Spam Attack Update

In a previous post, I described a spam attack the syslog forum was under. The attack intensified pretty dramatically after that post. This time, though, it was a focused attack by a bot-net registering dozens of accounts per hour. I had read that the CAPTCHA system in SMF, even at the highest setting, had been programmatically defeated and registration bot scripts that can decipher the CAPTCHAs are readily available, so I installed the reCAPTCHA package, which has worked well on other sites. Interestingly, the rate of bot-originated spam registrations increased after switching to reCAPTCHA. It would seem that reCAPTCHA is also broken. I found an anti-bot registration puzzle package on the SMF mod site and gave it a shot this morning.

Since installing the puzzle package I have not had a single spam registration.  It’s only been a few hours since implementing it, but that has saved me from deleting about a hundred accounts.  As I watch the web logs, I can see the bots still diligently trying to create accounts, but are very fortunately not being successful.

I am concerned for a few reasons:

  • I am probably pissing off the owner of a bot-net, which could end up with my site being DDOS’d.  Hopefully, he will instead lose interest and pick on another site.
  • The anti-bot puzzle package uses colors as one of it’s tests.  This makes the site inaccessible for those who are blind or color blind.  Hopefully this is a manageable problem because a reloading the registration page will likely present them with a different question that can be answered by the visually impaired.
  • I suspect that this new obstacle is only going to be effective temporarily, until the scripts can be updated to handle the puzzles.  If a script can be made to decipher CAPTCHAs, one can certainly be made to break the relatively trivial anti-bot puzzles.

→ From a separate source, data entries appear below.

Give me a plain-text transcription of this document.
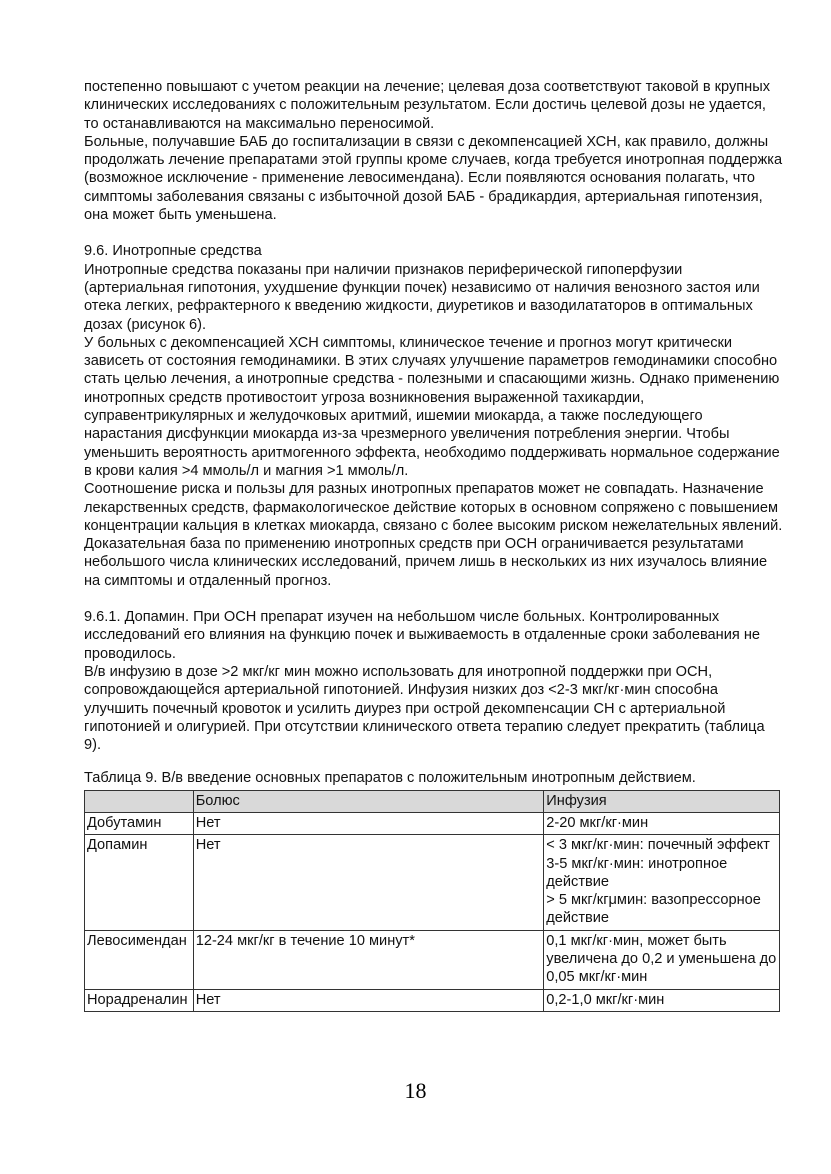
постепенно повышают с учетом реакции на лечение; целевая доза соответствуют таковой в крупных клинических исследованиях с положительным результатом. Если достичь целевой дозы не удается, то останавливаются на максимально переносимой.

Больные, получавшие БАБ до госпитализации в связи с декомпенсацией ХСН, как правило, должны продолжать лечение препаратами этой группы кроме случаев, когда требуется инотропная поддержка (возможное исключение - применение левосимендана). Если появляются основания полагать, что симптомы заболевания связаны с избыточной дозой БАБ - брадикардия, артериальная гипотензия, она может быть уменьшена.

9.6. Инотропные средства

Инотропные средства показаны при наличии признаков периферической гипоперфузии (артериальная гипотония, ухудшение функции почек) независимо от наличия венозного застоя или отека легких, рефрактерного к введению жидкости, диуретиков и вазодилататоров в оптимальных дозах (рисунок 6).

У больных с декомпенсацией ХСН симптомы, клиническое течение и прогноз могут критически зависеть от состояния гемодинамики. В этих случаях улучшение параметров гемодинамики способно стать целью лечения, а инотропные средства - полезными и спасающими жизнь. Однако применению инотропных средств противостоит угроза возникновения выраженной тахикардии, суправентрикулярных и желудочковых аритмий, ишемии миокарда, а также последующего нарастания дисфункции миокарда из-за чрезмерного увеличения потребления энергии. Чтобы уменьшить вероятность аритмогенного эффекта, необходимо поддерживать нормальное содержание в крови калия >4 ммоль/л и магния >1 ммоль/л.

Соотношение риска и пользы для разных инотропных препаратов может не совпадать. Назначение лекарственных средств, фармакологическое действие которых в основном сопряжено с повышением концентрации кальция в клетках миокарда, связано с более высоким риском нежелательных явлений. Доказательная база по применению инотропных средств при ОСН ограничивается результатами небольшого числа клинических исследований, причем лишь в нескольких из них изучалось влияние на симптомы и отдаленный прогноз.

9.6.1. Допамин. При ОСН препарат изучен на небольшом числе больных. Контролированных исследований его влияния на функцию почек и выживаемость в отдаленные сроки заболевания не проводилось.

В/в инфузию в дозе >2 мкг/кг мин можно использовать для инотропной поддержки при ОСН, сопровождающейся артериальной гипотонией. Инфузия низких доз <2-3 мкг/кг·мин способна улучшить почечный кровоток и усилить диурез при острой декомпенсации СН с артериальной гипотонией и олигурией. При отсутствии клинического ответа терапию следует прекратить (таблица 9).

Таблица 9. В/в введение основных препаратов с положительным инотропным действием.

	Болюс	Инфузия
Добутамин	Нет	2-20 мкг/кг·мин

Допамин	Нет	< 3 мкг/кг·мин: почечный эффект
3-5 мкг/кг·мин: инотропное действие
> 5 мкг/кгμмин: вазопрессорное действие

Левосимендан	12-24 мкг/кг в течение 10 минут*	0,1 мкг/кг·мин, может быть увеличена до 0,2 и уменьшена до 0,05 мкг/кг·мин

Норадреналин	Нет	0,2-1,0 мкг/кг·мин
18
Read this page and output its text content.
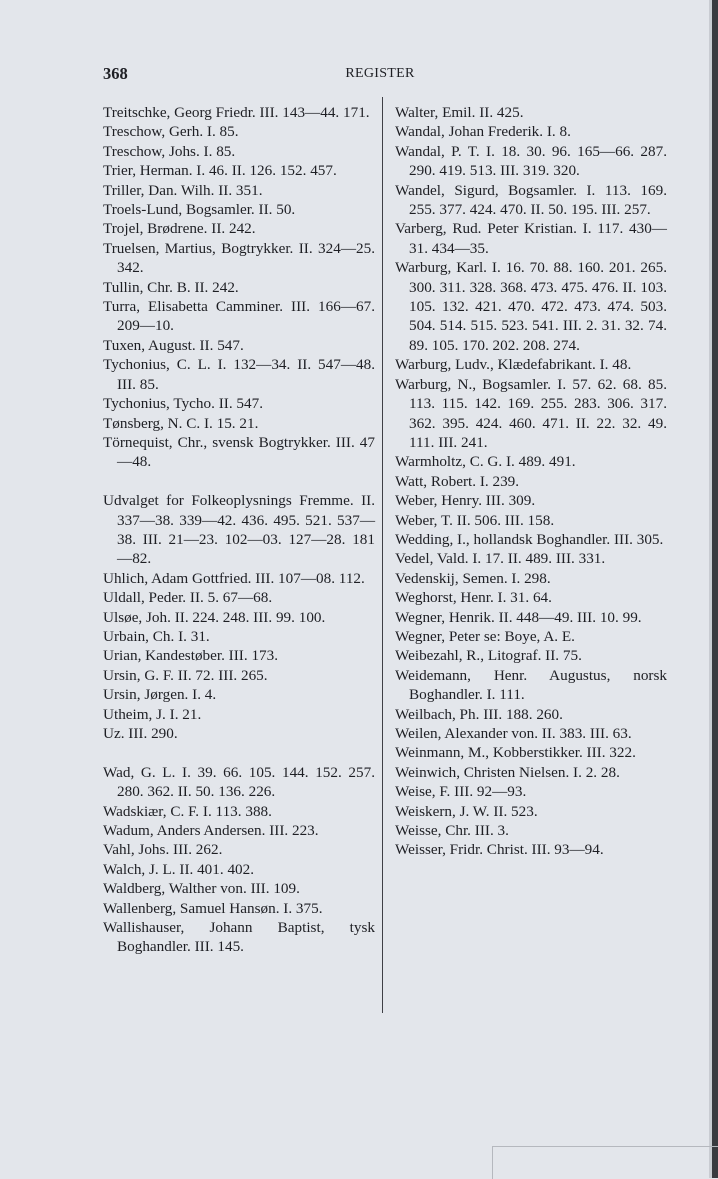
368	REGISTER
Treitschke, Georg Friedr. III. 143—44. 171.
Treschow, Gerh. I. 85.
Treschow, Johs. I. 85.
Trier, Herman. I. 46. II. 126. 152. 457.
Triller, Dan. Wilh. II. 351.
Troels-Lund, Bogsamler. II. 50.
Trojel, Brødrene. II. 242.
Truelsen, Martius, Bogtrykker. II. 324—25. 342.
Tullin, Chr. B. II. 242.
Turra, Elisabetta Camminer. III. 166—67. 209—10.
Tuxen, August. II. 547.
Tychonius, C. L. I. 132—34. II. 547—48. III. 85.
Tychonius, Tycho. II. 547.
Tønsberg, N. C. I. 15. 21.
Törnequist, Chr., svensk Bogtrykker. III. 47—48.
Udvalget for Folkeoplysnings Fremme. II. 337—38. 339—42. 436. 495. 521. 537—38. III. 21—23. 102—03. 127—28. 181—82.
Uhlich, Adam Gottfried. III. 107—08. 112.
Uldall, Peder. II. 5. 67—68.
Ulsøe, Joh. II. 224. 248. III. 99. 100.
Urbain, Ch. I. 31.
Urian, Kandestøber. III. 173.
Ursin, G. F. II. 72. III. 265.
Ursin, Jørgen. I. 4.
Utheim, J. I. 21.
Uz. III. 290.
Wad, G. L. I. 39. 66. 105. 144. 152. 257. 280. 362. II. 50. 136. 226.
Wadskiær, C. F. I. 113. 388.
Wadum, Anders Andersen. III. 223.
Vahl, Johs. III. 262.
Walch, J. L. II. 401. 402.
Waldberg, Walther von. III. 109.
Wallenberg, Samuel Hansøn. I. 375.
Wallishauser, Johann Baptist, tysk Boghandler. III. 145.
Walter, Emil. II. 425.
Wandal, Johan Frederik. I. 8.
Wandal, P. T. I. 18. 30. 96. 165—66. 287. 290. 419. 513. III. 319. 320.
Wandel, Sigurd, Bogsamler. I. 113. 169. 255. 377. 424. 470. II. 50. 195. III. 257.
Varberg, Rud. Peter Kristian. I. 117. 430—31. 434—35.
Warburg, Karl. I. 16. 70. 88. 160. 201. 265. 300. 311. 328. 368. 473. 475. 476. II. 103. 105. 132. 421. 470. 472. 473. 474. 503. 504. 514. 515. 523. 541. III. 2. 31. 32. 74. 89. 105. 170. 202. 208. 274.
Warburg, Ludv., Klædefabrikant. I. 48.
Warburg, N., Bogsamler. I. 57. 62. 68. 85. 113. 115. 142. 169. 255. 283. 306. 317. 362. 395. 424. 460. 471. II. 22. 32. 49. 111. III. 241.
Warmholtz, C. G. I. 489. 491.
Watt, Robert. I. 239.
Weber, Henry. III. 309.
Weber, T. II. 506. III. 158.
Wedding, I., hollandsk Boghandler. III. 305.
Vedel, Vald. I. 17. II. 489. III. 331.
Vedenskij, Semen. I. 298.
Weghorst, Henr. I. 31. 64.
Wegner, Henrik. II. 448—49. III. 10. 99.
Wegner, Peter se: Boye, A. E.
Weibezahl, R., Litograf. II. 75.
Weidemann, Henr. Augustus, norsk Boghandler. I. 111.
Weilbach, Ph. III. 188. 260.
Weilen, Alexander von. II. 383. III. 63.
Weinmann, M., Kobberstikker. III. 322.
Weinwich, Christen Nielsen. I. 2. 28.
Weise, F. III. 92—93.
Weiskern, J. W. II. 523.
Weisse, Chr. III. 3.
Weisser, Fridr. Christ. III. 93—94.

Other interesting observations:

The bot-net was not simply executing scripts.  The spam wave appeared to be controlled a scripted interface to normal browsers running on owned PC’s. All of the hosts reported either being IE 6 or IE 7, running on various versions of Windows and reporting different tool-bar plugins, leading me to believe that it was indeed actual browsers being scripted.  Another indication is that the bots were also viewing Adsense ads on the forum site, which incrementing the viewed ad count (sadly, that didn’t result in any extra income).   Most of the hosts were using generic ISP IP addresses from all over the world.